26 Haziran 2020 Cuma

ROCKETMAN





Bugüne kadar izlediğimiz biyografilerin en büyük ortak yanı müzisyenler hayatlarını kaybettikten sonra çekilmiş olmalarıdır. Aksi olarak akla gelebilecek örnek ise oldukça azdır. Örneğin “Tina: Aşkın Bununla Ne İlgisi Var”, Tina Turner’in kendi yazdığı otobiyografik romanından ve Turner yaşıyorken sinemaya uyarlanmış bir film. İnanılması güç derecede sarsıcı bir hayat hikâyesini perdeye yansıtan bu filmde aslında Turner, kendi hayatını ifşa etmiştir. Tıpkı “Rocketman”de Elton John’un yaptığı gibi. Peki, ama hangisi anlatılanlar açısından daha güvenilirdir? Bohemian Rhapsody gibi ikinci kişiler tarafından verilen bilgilerle çekilen biyografiler mi, yoksa “Rocketman”da olduğu gibi müzisyenin bizzat kendisinin referans olduğu biyografiler mi? Sanırım ikisinin de handikapları var.

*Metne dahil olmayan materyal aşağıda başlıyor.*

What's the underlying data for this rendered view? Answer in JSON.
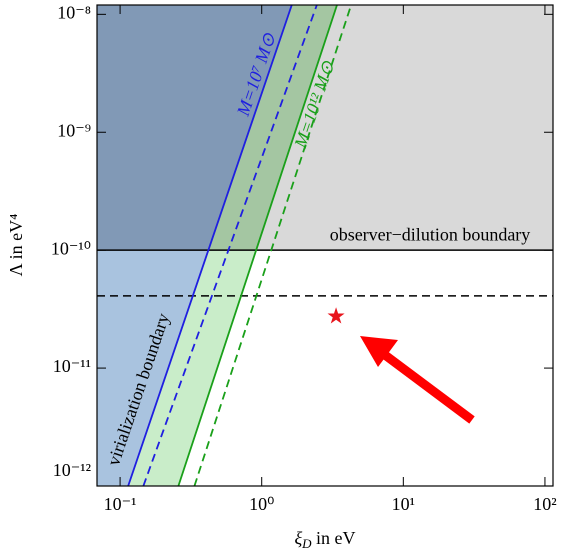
{
  "chart_data": {
    "type": "line",
    "log_x": true,
    "log_y": true,
    "xlabel": {
      "symbol": "ξ",
      "subscript": "D",
      "rest": " in eV"
    },
    "ylabel": "Λ in eV⁴",
    "xlim": [
      0.0687,
      114
    ],
    "ylim": [
      1e-12,
      1.2e-08
    ],
    "xticks": [
      {
        "value": 0.1,
        "label": "10⁻¹"
      },
      {
        "value": 1,
        "label": "10⁰"
      },
      {
        "value": 10,
        "label": "10¹"
      },
      {
        "value": 100,
        "label": "10²"
      }
    ],
    "yticks": [
      {
        "value": 1e-12,
        "label": "10⁻¹²"
      },
      {
        "value": 1e-11,
        "label": "10⁻¹¹"
      },
      {
        "value": 1e-10,
        "label": "10⁻¹⁰"
      },
      {
        "value": 1e-09,
        "label": "10⁻⁹"
      },
      {
        "value": 1e-08,
        "label": "10⁻⁸"
      }
    ],
    "series": [
      {
        "name": "M=10⁷ M⊙",
        "color": "#1f1fe0",
        "dash": false,
        "x": [
          0.114,
          1.63
        ],
        "values": [
          1e-12,
          1.2e-08
        ]
      },
      {
        "color": "#1f1fe0",
        "dash": true,
        "x": [
          0.146,
          2.45
        ],
        "values": [
          1e-12,
          1.2e-08
        ]
      },
      {
        "name": "M=10¹² M⊙",
        "color": "#1aa01a",
        "dash": false,
        "x": [
          0.258,
          3.4
        ],
        "values": [
          1e-12,
          1.2e-08
        ]
      },
      {
        "color": "#1aa01a",
        "dash": true,
        "x": [
          0.335,
          4.28
        ],
        "values": [
          1e-12,
          1.2e-08
        ]
      }
    ],
    "hlines": [
      {
        "name": "observer−dilution boundary",
        "value": 1e-10,
        "dash": false
      },
      {
        "value": 4.1e-11,
        "dash": true
      }
    ],
    "annotations": [
      "virialization boundary"
    ],
    "point": {
      "x": 3.35,
      "y": 2.75e-11,
      "color": "#e8141c"
    },
    "region_colors": {
      "upper_left": "#8199b6",
      "lower_left": "#a9c3df",
      "band_upper": "#a4c6a2",
      "band_lower": "#c9edc9",
      "upper_right": "#d9d9d9"
    }
  }
}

“Rocketman”, ateş rengi ve oldukça abartılı bir şeytan kostümüyle kapıyı aralayarak koridoru adımlayan Elton John ile karşılıyor bizi. Adeta binlerce insanın çığlık çığlığa onu beklediği bir sahnenin yolunu adımlar gibi ilerleyen karakterimiz çok farklı bir yere götürüyor aslında bizi. Bir rehabilitasyon merkezinde grup terapi seansının ortasında buluveriyoruz kendimizi. Elton John’un hayatının en dibe vurduğu ve artık her şeyi kabullenip tekrar su yüzüne çıkmaya karar verdiği dönüm noktasını sınırı olarak benimsiyor film. Utangaç bir çocuk olarak tanıdığımız Reggie Dwight’in ismiyle (Elton Hercules John) birlikte karakterini ve tüm yaşantısını değiştirerek geçmişin korkularını arkasında bırakamadığına şahit oluyoruz.


Lakin John’un hayatının bu ilk yarısı oldukça trajik anlarla geliyor perdeye. Tıpkı seyirciyi etkisi altına almak isteyen birçok türdeşiyle aynı şiarla çekilmiş bir film “Rocketman”da aslında. Neyse ki filmin müzikal sahneleri her an seyircinin o ağır havadan sıyrılmasını sağlıyor. Elton John’a başarılı bir şekilde hayat veren Taron Egerton’un bizzat kendisinin seslendirdiği ve asla belli bir kronolojik sıra izlemeyen parçaların, öncesinde gelen sahnelerle olan uyumu ise oldukça başarılı. Hatta filme ismini veren “Rocket Man” parçasını tam da Elton’un Troubadour Club’da ayaklarının yerden kesilmesinden sonraki ilk büyük dibi buluşu olan, bilinçaltının en derinine indiği havuz sahnesinde dinliyoruz. Ne diyor Elton John: “Ateşleme fitili sönmek üzere, yukarıda tek başına.” Zira John, tek dostu, eserlerinin büyük bir çoğunluğunun söz yazarı Bernie Taupin’den (Jamie Bell) bile ayrı düşmüş ve tüm hayat enerjisini kaybetmiştir.


Yakın zamanda çekilen filmler olduğu ve iki büyük İngiliz müzisyeni perdeye yansıttığı için Bohemian Rhapsody ile çokça kıyaslanan “Rocketman” daha az sterilize edilmiş ve seyirciyi manipüle etmekten imtina eden bir film en başta. Elbette filmin yapımcıları arasında Elton John’un olması ve bir nevi kendi hayatını lanse etmesi filmin yeterince objektif olup olmadığı konusunda şüphe uyandırıyor. Yine de her ne kadar sevişme sahnelerinde başka yöne kaydırılan kameralardan kurtulamasak da eşcinsellik konusundaki dürüst tavrı, gözyaşlarının insiyatifine sığınmayan yapısı önemli bir yerde duruyor.

Bu yazı ilk olarak 2019 yılı Temmuz sayısında "Sinema Se7en"da yayınlanmıştır.